Hams often generate a pseudo AM signal that can be demodulated by an envelope detector, by re-inserting carrier in an SSB transmitter.
If you are using an envelope detector, the case of demodulating SSB-AM is different to DSB-AM.
In the case of DSB-AM with sine wave modulation, the effect of the carrier vector, and the two counter rotating sideband vectors is that the envelope of the wave is directly proportional to the modulating signal (subject to the quality of the modulator of course).
In the case of SSB-AM with sine wave modulation, the effect of the carrier vector, and just one rotating sideband vector is that the envelope of the wave is not directly proportional to the modulating signal, it is distorted.
The graph above shows the modulating waveform and the voltage that would be obtained from an ideal envelope detector for a modulation index (m) of 1. (Modulation index in the SSB AM wave is taken to mean the ratio of the sideband voltage to the carrier voltage.) The extent of the distortion is dependent on the modulation level, and Fourier analysis of the waveform gives THD with an ideal envelope detector as 22%.

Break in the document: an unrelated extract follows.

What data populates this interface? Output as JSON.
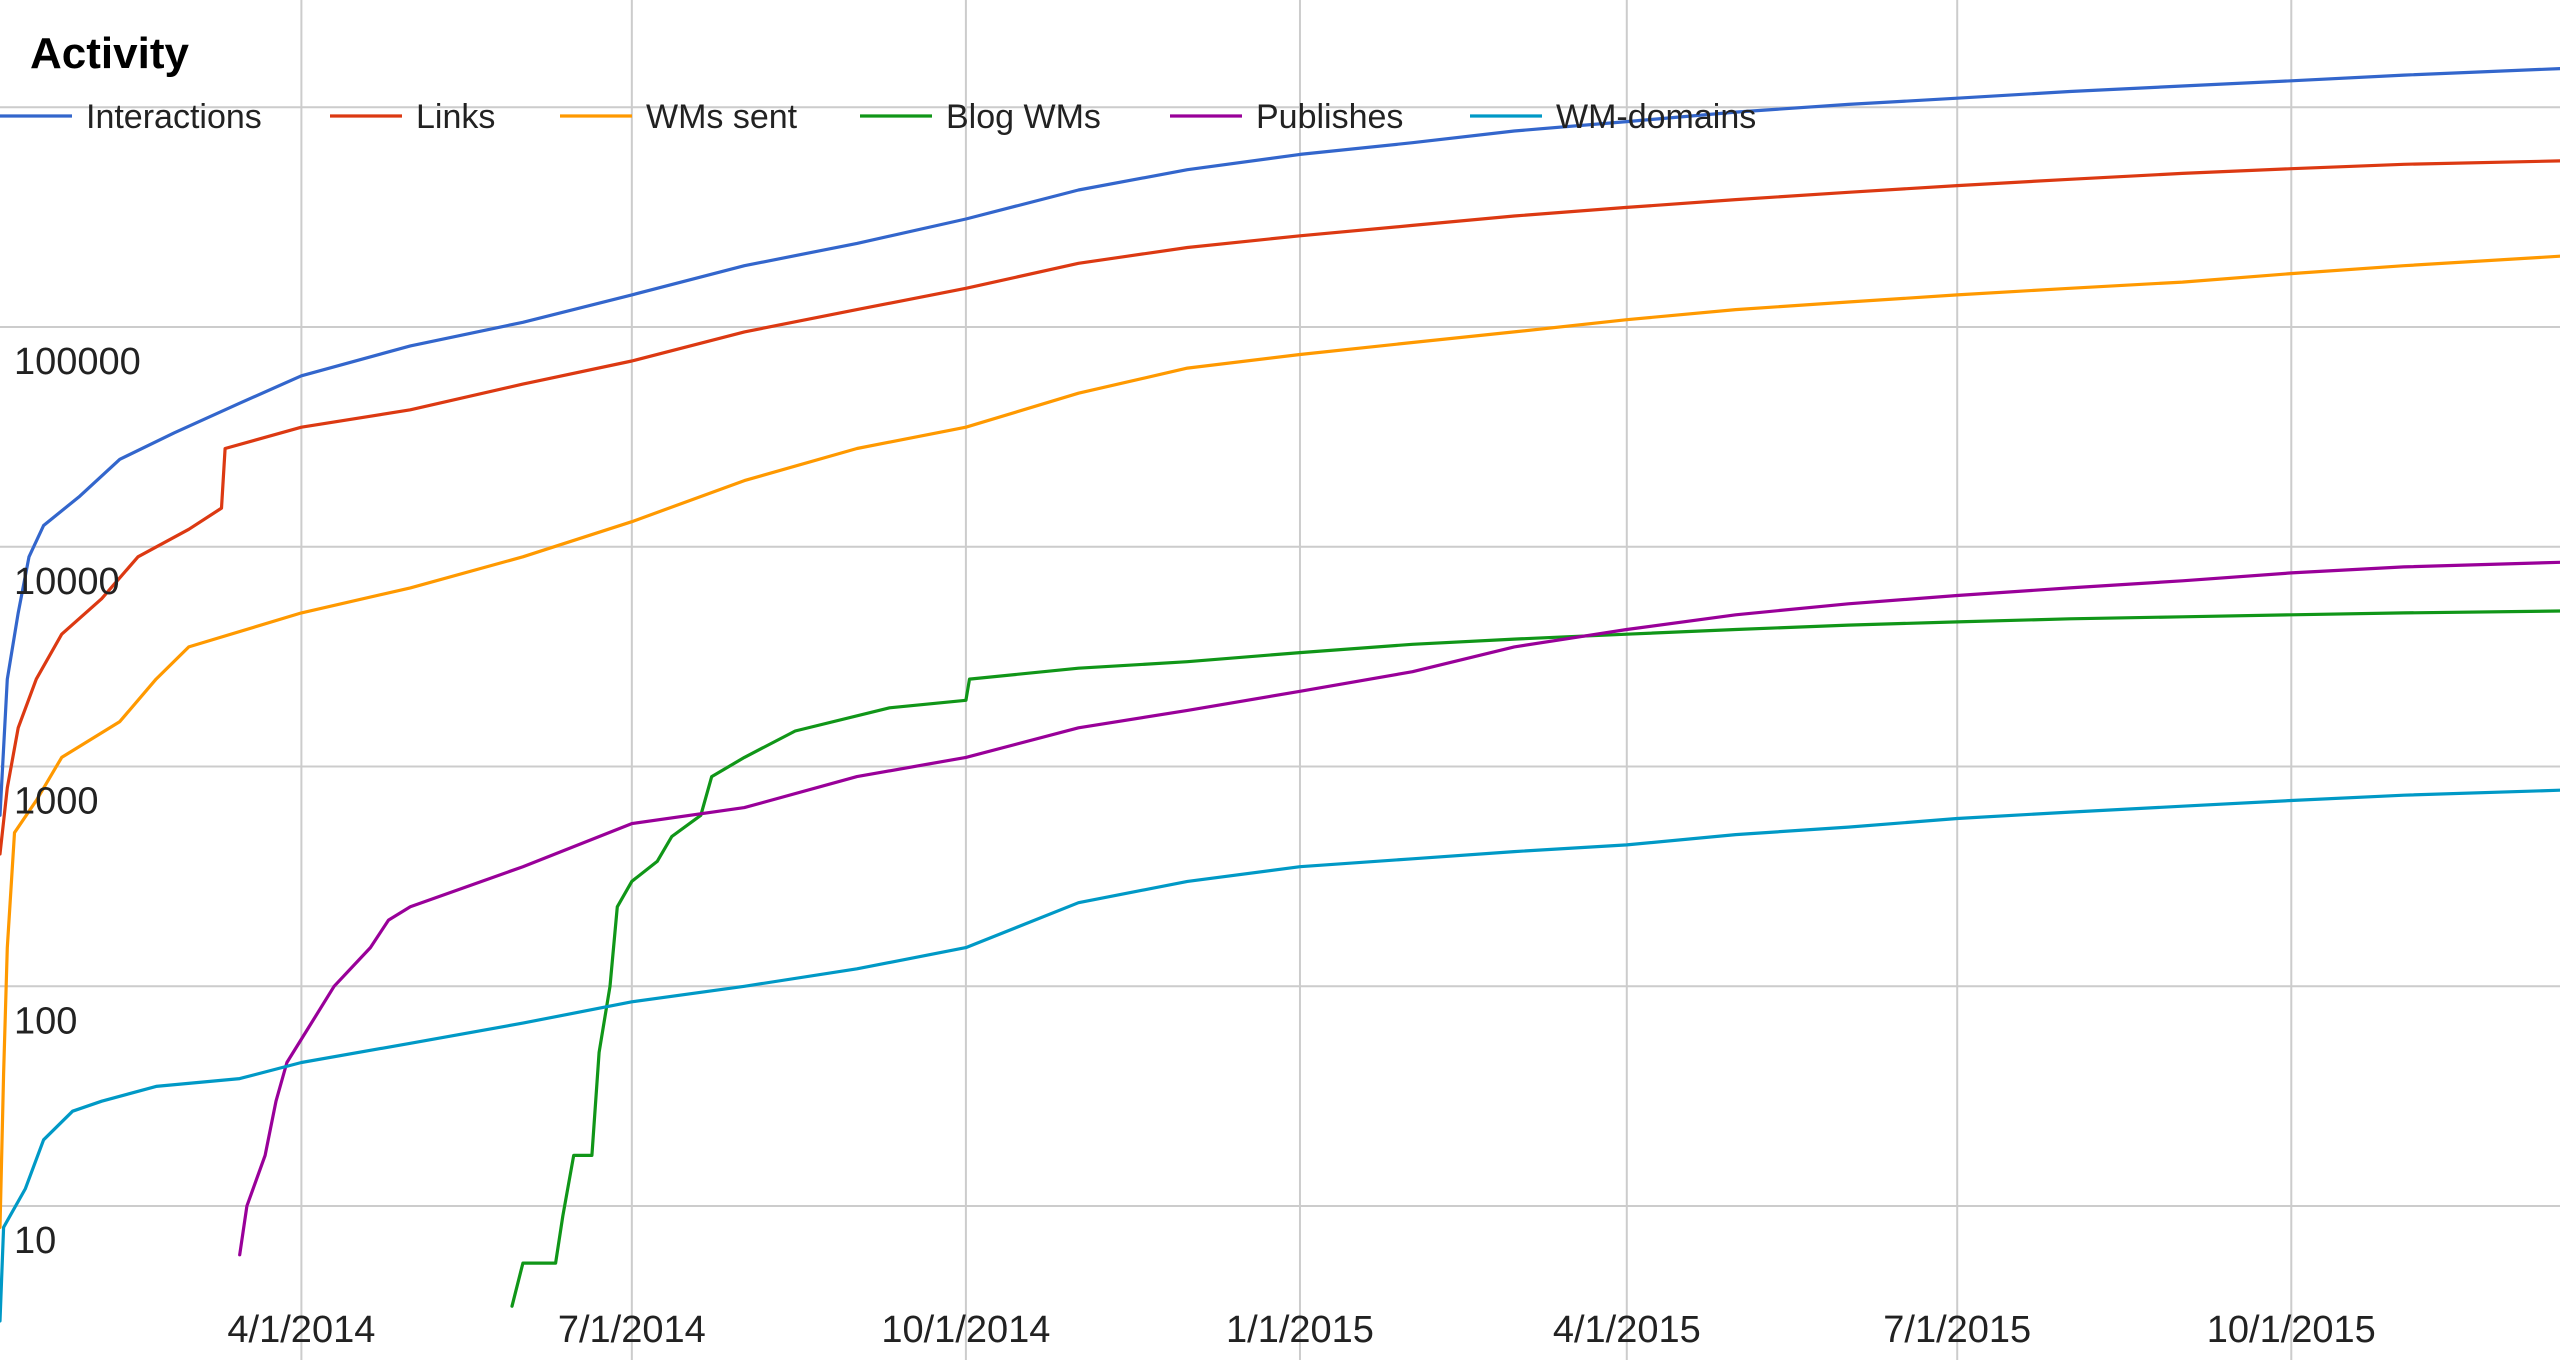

Now, envelope detectors suffer a number of problems, but on strong signals, this distortion exceeds the diode non linearity and detector slew rate distortion inherent to envelope detectors.
The graph above shows the lower distortion when modulation index is reduced, in this case to 0.25 which gives THD=6.2%. However, such a signal has a PEP of 56% higher than the carrier power, and sideband power of just 6% of the carrier power. It is not a very effective or efficient solution.